The definition of a refugee comes from the 1951 Convention relating to the Status of Refugees and its 1967 Protocol (“Refugees Convention”). This treaty forms part of international law. It was drafted by country representatives at the United Nations and presented for ratification by countries in 1951. A refugee is a person who is seeking asylum in a foreign country in order to escape persecution, war, terrorism, extreme poverty, famines, and natural disaster. Some regional legal instruments further include those seeking to escape generalized violence in the definition of a refugee. Those who desire refugee status are sometimes known as asylum seekers and the practice of accepting such refugees is that of offering political asylum. The most common asylum claims to industrialized countries are based upon political and religious grounds. According to the 1951 United Nations Convention Relating to the Status of Refugees, a refugee is a person who:
“ owing to a well-founded fear of being persecuted for reasons of race, religion, nationality, membership of a particular social group, or political opinion, is outside the country of their nationality, and is unable to or, owing to such fear, is unwilling to avail him/herself of the protection of that country. ”
The concept of a refugee was expanded by the Conventions’ 1967 Protocol and by regional conventions in Africa and Latin America to include persons who had fled war or other violence in their home country.

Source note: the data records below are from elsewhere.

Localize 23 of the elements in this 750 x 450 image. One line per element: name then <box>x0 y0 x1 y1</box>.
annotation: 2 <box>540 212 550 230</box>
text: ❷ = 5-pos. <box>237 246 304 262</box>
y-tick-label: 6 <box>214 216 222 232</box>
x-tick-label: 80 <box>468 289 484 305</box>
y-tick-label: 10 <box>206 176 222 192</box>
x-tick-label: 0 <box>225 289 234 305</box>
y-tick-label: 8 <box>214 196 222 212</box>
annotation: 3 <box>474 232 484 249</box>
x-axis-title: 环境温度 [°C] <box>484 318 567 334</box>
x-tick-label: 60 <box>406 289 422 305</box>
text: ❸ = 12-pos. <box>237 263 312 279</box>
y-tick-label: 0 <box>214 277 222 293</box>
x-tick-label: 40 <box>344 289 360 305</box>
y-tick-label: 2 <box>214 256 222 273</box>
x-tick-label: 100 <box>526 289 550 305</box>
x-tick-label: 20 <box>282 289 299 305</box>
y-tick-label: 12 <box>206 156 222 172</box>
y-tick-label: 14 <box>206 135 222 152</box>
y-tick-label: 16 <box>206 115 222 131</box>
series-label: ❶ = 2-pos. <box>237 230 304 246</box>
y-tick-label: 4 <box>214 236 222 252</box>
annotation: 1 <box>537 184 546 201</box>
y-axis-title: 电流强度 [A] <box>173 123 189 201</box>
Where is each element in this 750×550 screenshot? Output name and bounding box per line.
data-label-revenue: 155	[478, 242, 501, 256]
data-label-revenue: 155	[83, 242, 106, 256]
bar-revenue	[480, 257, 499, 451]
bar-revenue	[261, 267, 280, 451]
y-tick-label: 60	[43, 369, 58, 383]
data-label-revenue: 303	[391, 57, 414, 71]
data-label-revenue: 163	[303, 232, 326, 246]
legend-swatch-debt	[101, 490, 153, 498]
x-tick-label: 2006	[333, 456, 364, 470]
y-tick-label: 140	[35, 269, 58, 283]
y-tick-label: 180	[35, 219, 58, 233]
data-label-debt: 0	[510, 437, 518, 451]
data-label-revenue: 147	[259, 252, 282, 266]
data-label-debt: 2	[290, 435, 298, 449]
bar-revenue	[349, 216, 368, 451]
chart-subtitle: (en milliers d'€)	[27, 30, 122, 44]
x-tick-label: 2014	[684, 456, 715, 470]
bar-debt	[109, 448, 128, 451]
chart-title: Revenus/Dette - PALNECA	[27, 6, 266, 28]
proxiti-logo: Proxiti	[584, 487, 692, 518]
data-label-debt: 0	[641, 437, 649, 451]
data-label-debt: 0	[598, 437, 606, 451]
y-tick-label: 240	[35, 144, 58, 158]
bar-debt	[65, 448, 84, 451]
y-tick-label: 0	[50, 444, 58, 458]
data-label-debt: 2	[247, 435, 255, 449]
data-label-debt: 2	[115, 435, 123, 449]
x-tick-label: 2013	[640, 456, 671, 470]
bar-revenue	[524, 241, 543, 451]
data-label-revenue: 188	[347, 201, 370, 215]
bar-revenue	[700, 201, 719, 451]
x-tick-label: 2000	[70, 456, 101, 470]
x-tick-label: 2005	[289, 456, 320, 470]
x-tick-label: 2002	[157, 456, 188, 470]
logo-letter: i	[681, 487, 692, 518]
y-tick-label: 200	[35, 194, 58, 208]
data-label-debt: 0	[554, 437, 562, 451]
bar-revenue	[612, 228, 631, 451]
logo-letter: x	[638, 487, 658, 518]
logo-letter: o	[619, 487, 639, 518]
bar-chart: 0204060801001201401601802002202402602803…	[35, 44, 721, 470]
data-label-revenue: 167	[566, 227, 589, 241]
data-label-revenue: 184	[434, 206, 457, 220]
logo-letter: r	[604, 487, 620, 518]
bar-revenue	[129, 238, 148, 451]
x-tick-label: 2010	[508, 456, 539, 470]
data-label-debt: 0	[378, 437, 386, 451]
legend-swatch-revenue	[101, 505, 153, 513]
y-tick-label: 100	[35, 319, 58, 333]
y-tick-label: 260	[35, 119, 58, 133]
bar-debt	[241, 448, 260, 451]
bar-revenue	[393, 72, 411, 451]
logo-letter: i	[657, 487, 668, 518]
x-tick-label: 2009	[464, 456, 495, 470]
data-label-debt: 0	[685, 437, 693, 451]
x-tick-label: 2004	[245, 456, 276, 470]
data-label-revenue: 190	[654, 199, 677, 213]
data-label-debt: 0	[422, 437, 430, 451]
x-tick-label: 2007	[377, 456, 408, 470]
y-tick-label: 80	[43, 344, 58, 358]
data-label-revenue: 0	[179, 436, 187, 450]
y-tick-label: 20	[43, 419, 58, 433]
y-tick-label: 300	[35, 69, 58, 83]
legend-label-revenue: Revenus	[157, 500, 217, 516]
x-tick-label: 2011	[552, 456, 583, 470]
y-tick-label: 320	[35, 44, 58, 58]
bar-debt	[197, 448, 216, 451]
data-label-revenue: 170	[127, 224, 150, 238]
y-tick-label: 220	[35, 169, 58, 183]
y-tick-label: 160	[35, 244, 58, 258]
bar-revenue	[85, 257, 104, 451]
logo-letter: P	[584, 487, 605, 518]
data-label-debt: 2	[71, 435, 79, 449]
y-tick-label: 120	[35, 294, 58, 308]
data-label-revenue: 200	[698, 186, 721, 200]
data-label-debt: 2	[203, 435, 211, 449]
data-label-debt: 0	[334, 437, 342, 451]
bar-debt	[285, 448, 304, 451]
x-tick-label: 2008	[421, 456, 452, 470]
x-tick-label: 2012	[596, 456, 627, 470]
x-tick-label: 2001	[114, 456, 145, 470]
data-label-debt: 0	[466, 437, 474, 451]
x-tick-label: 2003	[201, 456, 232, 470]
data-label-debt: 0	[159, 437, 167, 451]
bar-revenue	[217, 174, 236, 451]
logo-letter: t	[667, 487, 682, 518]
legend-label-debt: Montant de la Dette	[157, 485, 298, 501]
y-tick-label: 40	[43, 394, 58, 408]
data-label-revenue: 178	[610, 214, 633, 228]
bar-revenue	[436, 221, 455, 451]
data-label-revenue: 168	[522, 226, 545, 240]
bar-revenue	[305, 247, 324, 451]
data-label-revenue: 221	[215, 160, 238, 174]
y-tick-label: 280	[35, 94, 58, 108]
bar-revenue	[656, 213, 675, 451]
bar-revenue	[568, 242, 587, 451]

The Refugees Convention defines a refugee as:
“Any person who owing to a well founded fear of being persecuted for reasons of race, religion, nationality, membership of a particular social group or political opinion, is outside the country of his/her nationality and is unable, or owing to such fear, is unwilling to avail himself/herself of the protection of that country.”
The important parts of this definition are:
- that the person has to be outside their country of origin;
- the reason for their flight has to be a fear of persecution;
- the persecution has to result from one or more of 5 grounds (race, religion, nationality, membership of a particular social group or political opinion);
- this fear of persecution has to be well founded; and
- the person is unwilling or unable to seek the protection of their country.
Refugee was defined as a legal group in response to the large numbers of people fleeing Eastern Europe following World War II. The lead international agency coordinating refugee protection is the Office of the United Nations High Commissioner for Refugees (UNHCR), which counted 8.4 million refugees worldwide at the beginning of 2006. This was the lowest number since 1980. The major exception are the 4.3 million Palestinian refugees under the authority of the United Nations Relief and Works Agency for Palestine Refugees in the Near East (UNRWA), who are the only group to be granted refugee status to the descendants of refugees according to the above definition. The U.S. Committee for Refugees and Immigrants gives the world total as 12,019,700 refugees and estimates there are over 34,000,000 displaced by war, including internally displaced persons, who remain within the same national borders.